Most Rev Francisco de Assis da Silva told Christian Aid the Brazilian senators' decision to impeach Dilma Rousseff would make poverty and corruption in the country even worse than it already is.
Earlier this week senators voted 61-20 to impeach Ms Rousseff over accusations she used public money to hide budget deficits.
Ms Rousseff has always denied the claims and Christian Aid has said no evidence proving she mismanaged taxpayer's money has been produced.
Reports have said inquiries into the budgetary allegations have also regarded Dilma Rousseff's wider record in government, which has seen long-running strikes, allegations of corruption regarding the country's state-owned oil company and claims Brazil was ill-prepared for the 2016 Summer Olympics.
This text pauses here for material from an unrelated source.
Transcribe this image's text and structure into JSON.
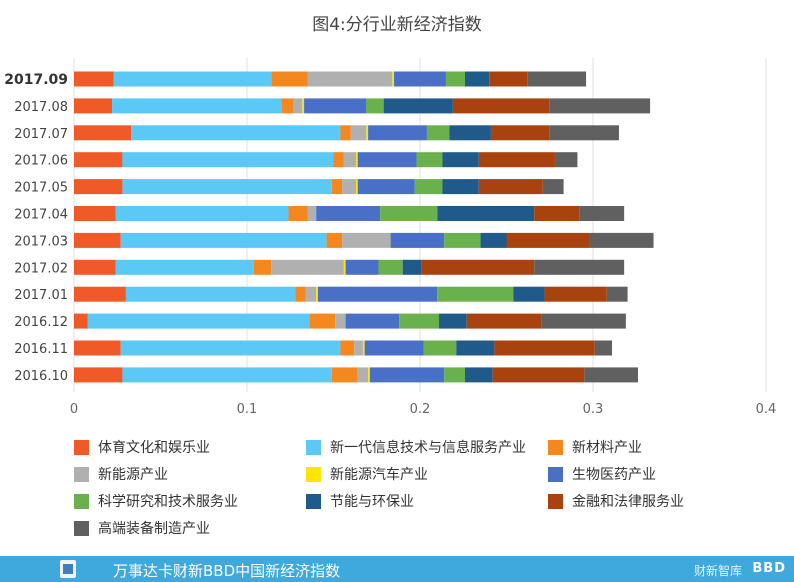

Most Rev da Silva said: "The Senators condemned the President for a crime but didn't forbid her from running for another public position. This just makes clear that what happened was a coup.
"There was no real crime - just a matter of taking her out of power.
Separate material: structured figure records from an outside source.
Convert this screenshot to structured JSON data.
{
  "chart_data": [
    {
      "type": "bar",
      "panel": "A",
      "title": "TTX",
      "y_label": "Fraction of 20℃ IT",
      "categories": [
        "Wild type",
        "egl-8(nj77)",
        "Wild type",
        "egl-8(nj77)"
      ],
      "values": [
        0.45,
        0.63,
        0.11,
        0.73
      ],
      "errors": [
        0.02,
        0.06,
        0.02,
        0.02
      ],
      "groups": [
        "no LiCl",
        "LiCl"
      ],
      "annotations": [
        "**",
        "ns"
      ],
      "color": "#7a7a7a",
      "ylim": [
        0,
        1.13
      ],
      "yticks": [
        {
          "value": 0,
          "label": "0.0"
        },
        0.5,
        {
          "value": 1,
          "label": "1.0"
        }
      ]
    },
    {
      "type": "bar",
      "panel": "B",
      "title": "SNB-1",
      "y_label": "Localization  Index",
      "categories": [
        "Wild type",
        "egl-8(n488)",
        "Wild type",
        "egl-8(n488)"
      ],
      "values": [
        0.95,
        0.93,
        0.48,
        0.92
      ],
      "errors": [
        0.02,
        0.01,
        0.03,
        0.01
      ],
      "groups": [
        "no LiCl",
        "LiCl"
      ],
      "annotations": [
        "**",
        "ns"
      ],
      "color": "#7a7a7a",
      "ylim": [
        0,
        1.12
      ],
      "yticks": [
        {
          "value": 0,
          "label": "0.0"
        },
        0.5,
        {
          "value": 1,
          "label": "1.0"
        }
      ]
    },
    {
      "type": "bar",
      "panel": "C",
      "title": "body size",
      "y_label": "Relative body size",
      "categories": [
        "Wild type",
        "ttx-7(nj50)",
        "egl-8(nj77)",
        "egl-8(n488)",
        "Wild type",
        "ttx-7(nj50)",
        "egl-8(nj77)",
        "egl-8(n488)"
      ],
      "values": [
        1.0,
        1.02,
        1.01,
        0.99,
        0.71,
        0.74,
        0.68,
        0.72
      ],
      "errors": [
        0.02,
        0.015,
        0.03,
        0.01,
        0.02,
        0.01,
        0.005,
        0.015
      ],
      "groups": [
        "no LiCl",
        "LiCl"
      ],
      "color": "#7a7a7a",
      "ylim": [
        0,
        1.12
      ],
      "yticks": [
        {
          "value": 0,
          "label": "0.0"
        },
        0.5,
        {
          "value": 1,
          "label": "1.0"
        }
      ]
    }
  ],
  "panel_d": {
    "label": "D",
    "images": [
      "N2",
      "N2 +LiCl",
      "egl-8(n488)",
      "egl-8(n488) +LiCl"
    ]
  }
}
"Our partners abroad have to know how deep are the setbacks we face now.
"We can already name three: the slowing of corruption investigations, setbacks to social rights and increasing private control over Brazil's natural resources and public goods."
The Archbishop added what he believed should be the Brazilian response: "To resist, to resist, to resist. This is how we will face this coup and the setbacks."